The validity of Reich’s discussion of character armour is something which each of us can test through our observations of our own behaviour and that of others. Our personality consists of a more or less rigid character structure - a way of looking at ourselves and a mode of operating in the social world. The purpose of this structure is to protect us from threats internal and external. If we are criticised, it is to our character armour that we cling. This explains why even the most well-argued criticism of someone’s political views, for instance, far from leading them to change them, is liable to lead to them asserting them all the more strongly. Existential anxiety, sexual desires or repositories of repressed anger are examples of internal threats which may make us feel the need for our armour. This concept is a very important one because it focuses our awareness on the role of perceived threat on unhelpful intransigence. If we want to help someone to improve their behaviour we may have more luck if we first do what we can to make them feel safe, e.g. from judgement or criticism, and only then appeal to them through reason.
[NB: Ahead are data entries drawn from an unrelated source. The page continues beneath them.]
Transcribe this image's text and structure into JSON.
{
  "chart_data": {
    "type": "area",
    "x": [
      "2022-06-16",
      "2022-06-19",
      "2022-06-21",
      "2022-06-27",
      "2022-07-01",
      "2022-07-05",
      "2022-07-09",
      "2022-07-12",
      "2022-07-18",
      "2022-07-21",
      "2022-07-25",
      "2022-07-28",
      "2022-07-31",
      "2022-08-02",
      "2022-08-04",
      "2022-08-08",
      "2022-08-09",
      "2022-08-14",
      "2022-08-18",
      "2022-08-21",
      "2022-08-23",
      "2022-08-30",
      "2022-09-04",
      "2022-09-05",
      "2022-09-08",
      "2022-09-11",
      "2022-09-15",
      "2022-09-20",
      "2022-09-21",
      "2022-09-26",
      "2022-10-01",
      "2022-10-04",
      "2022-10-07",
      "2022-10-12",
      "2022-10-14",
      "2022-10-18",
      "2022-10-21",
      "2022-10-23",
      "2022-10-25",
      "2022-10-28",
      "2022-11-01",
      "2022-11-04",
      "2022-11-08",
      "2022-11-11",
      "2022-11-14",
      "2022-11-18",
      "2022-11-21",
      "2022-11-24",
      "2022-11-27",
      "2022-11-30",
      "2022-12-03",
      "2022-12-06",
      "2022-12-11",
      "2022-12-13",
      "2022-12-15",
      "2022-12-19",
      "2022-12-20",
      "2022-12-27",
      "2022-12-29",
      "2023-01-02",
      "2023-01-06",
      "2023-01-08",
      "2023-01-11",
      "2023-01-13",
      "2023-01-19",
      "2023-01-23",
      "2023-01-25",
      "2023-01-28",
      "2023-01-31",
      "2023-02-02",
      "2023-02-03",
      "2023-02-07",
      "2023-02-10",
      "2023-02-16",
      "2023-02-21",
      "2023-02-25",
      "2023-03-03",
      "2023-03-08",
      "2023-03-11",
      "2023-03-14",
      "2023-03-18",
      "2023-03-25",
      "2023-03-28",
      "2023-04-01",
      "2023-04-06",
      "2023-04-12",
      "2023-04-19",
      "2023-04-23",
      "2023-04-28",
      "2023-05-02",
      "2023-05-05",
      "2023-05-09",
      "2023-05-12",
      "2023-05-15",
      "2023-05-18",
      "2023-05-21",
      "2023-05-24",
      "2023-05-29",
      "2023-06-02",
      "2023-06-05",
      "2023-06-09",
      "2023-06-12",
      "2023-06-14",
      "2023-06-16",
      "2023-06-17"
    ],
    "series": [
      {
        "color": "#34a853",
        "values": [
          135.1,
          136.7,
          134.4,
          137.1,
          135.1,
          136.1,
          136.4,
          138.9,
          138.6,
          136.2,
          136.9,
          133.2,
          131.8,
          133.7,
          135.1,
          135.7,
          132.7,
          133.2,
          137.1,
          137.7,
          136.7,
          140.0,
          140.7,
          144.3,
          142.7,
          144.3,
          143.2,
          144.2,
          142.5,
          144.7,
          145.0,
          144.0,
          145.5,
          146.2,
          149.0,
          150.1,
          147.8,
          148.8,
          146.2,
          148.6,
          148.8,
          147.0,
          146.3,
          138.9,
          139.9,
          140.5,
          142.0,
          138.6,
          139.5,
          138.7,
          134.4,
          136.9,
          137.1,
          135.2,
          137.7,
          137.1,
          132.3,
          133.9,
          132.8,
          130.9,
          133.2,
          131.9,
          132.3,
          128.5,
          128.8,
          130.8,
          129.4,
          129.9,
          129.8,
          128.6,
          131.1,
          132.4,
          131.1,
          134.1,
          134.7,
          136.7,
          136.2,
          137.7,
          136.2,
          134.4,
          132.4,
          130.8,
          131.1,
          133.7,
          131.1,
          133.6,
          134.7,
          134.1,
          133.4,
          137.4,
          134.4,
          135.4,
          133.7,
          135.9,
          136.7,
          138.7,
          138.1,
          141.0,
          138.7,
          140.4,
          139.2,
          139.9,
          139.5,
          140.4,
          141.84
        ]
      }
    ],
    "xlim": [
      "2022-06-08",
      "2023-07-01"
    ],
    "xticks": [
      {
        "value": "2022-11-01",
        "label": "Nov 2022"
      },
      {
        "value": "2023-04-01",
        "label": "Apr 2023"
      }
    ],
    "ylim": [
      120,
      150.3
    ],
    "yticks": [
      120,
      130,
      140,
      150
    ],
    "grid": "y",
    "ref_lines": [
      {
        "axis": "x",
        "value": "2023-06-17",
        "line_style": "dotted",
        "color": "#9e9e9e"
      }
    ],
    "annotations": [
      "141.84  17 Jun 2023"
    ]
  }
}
Body armour is the physical manifestation of character armour. The archetypal example is “the stiff upper-lip”. Our anxiety about certain physical sensations can cause us to chronically stiffen parts of our musculature. This may be a response to fear of erotic feelings, “orgasm anxiety”, but it may also be a way of repressing feelings of grief or the anxiety of trauma. Reich developed his own massage methods to deal with this. His discussion of blocks in the flow of “orgone energy” through different parts of the body is very similar to the Eastern concept of chakras.

It is with the concept of the “emotional plague” that Reich links the neurotic frustrations of the individual to the politics of society as a whole. In 1933, when the first part of this book was published, Reich was forced to flee Nazi Germany. What leads to such collective madness? According to Reich, there are three modes of psychological being. We may be healthy, in which case our body’s natural desires to love and be loved and engage in productive activity are being met. Or we may be neurotic, in which case the failure to satisfy our primary biological drives gives rise to secondary drives of a destructive nature which make repression necessary. In this case we may be a resigned, self-destructive, neurotic. But the other possibility is what he calls “the emotional plague” - a form of destructive social behaviour in which the sadistic secondary drives express themselves in behaviour which may range from gossiping about people to supporting an authoritarian political order to murder. Essentially all manifestations of the dark side of human behaviour can be understood as expressions of this form of disorder in which a natural drive is distorted through having to make its way through the character armour and is expressed as some form of hostility. Reich has given us a holistic framework for the process by which the human animal, whose primary biological orientation is toward love - not excluding its bodily erotic expression - comes to be capable of war, torture, rape, etc. From such a viewpoint we can see that we will make little progress in solving our problems by political means unless we also learn how to free up our character armour and reconnect with our original loving nature.

This is not a book to accept or reject as a whole. Some ideas may be well-founded, others may not. Reich, like Freud and Jung, had conservative attitudes to homosexuality, for instance. But if you are looking for answers to the big questions of human behaviour, you’ll find at least some of them here.